Tyko, who builds acoustic guitars and folkdances on the side, agrees. “Then you know when it’s finished. Otherwise you have no real feel for it. By the book, it’s not enough.”
Duncan adds, “You’re always holding some kind of Platonic ideal of what a particular model could and should sound like, and you’re comparing it to the one that you’ve got in your hand…” He points to the table. “I’ve got a pretty good idea of how that Rickenbacker should sound, and I won’t be guessing. Everybody here has amassed a huge library of sounds in their head.”
Tyko begins dismantling a sparkly turquoise number near the window, and Duncan walks over to take a look. Tyko gingerly probes the innards and points out the jack plugs, not unlike those used in old telephone switchboards.

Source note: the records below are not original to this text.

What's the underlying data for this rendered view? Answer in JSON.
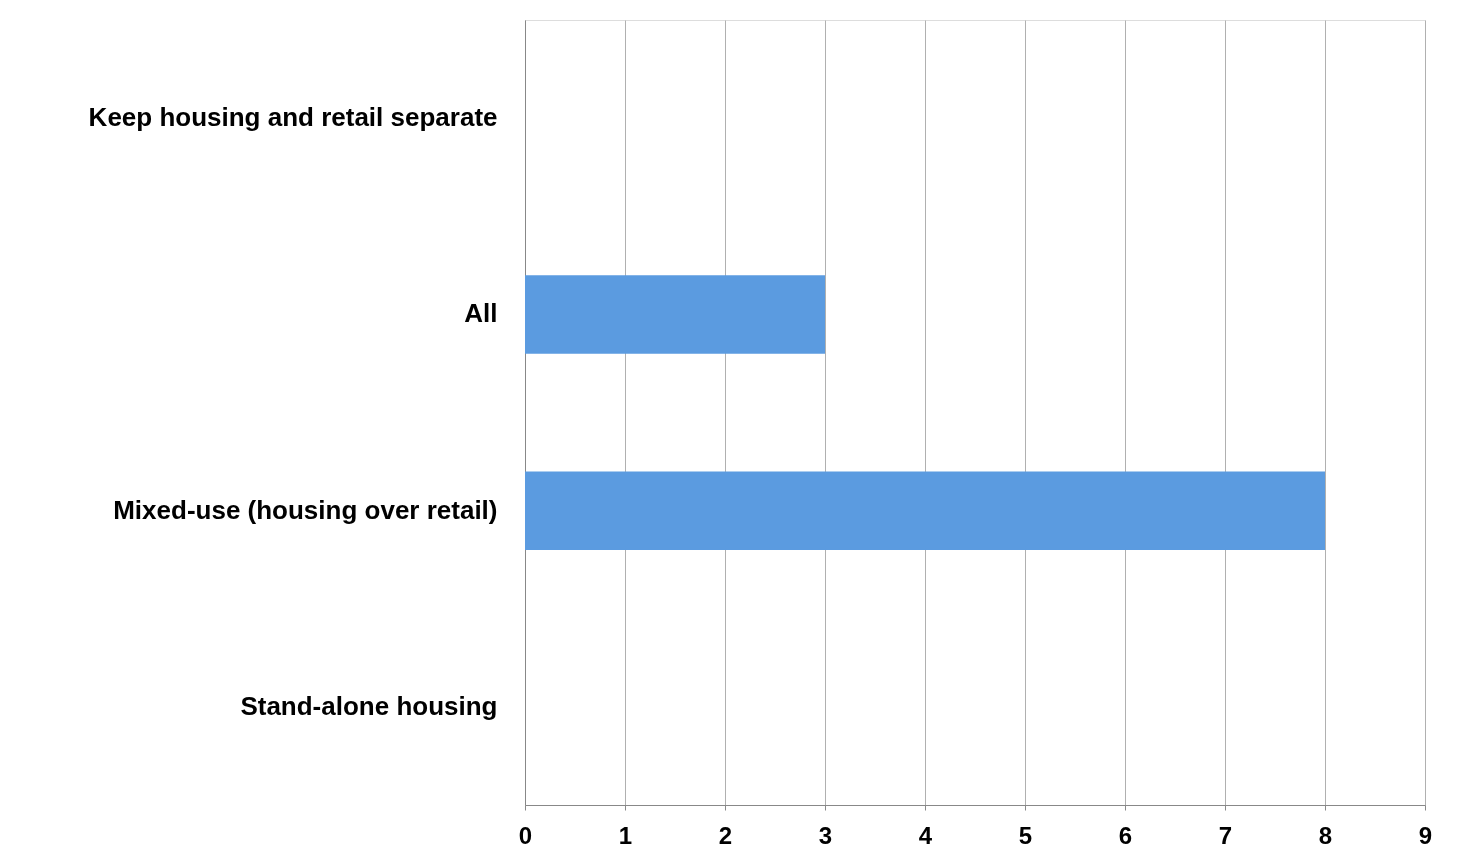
{
  "chart_data": {
    "type": "bar",
    "orientation": "horizontal",
    "categories": [
      "Keep housing and retail separate",
      "All",
      "Mixed-use (housing over retail)",
      "Stand-alone housing"
    ],
    "values": [
      0,
      3,
      8,
      0
    ],
    "color": "#5b9be0",
    "xlim": [
      0,
      9
    ],
    "xticks": [
      0,
      1,
      2,
      3,
      4,
      5,
      6,
      7,
      8,
      9
    ],
    "grid": "x"
  }
}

Duncan goes back to the pick-up. Over the pulse of soldering, I ask him what a good day is.
“A good day is getting up in the morning and, while I’m eating my cornflakes, I’m thinking, ‘Oh, yeah, I’ve got to do that today,’ and I’ll immediately start thinking about it with a little part of my brain. And when I get here, I pick up the guitar and it’s just a complete, seamless kind of transition from coming to work and picking up the thing. You know exactly what you’ve got to do with it and you’ve actually planned the whole thing out. But I guess practically every day’s a good day.”
The soldering stops. Tyko lifts the jack plug to his face and squints. For a few seconds, the only movement comes from the swaying leaves outside the window. All these tools and scraps, all these machines and parts – but, sooner or later, it’s only about wood and wire and, in the right hands, the power of something much harder to name.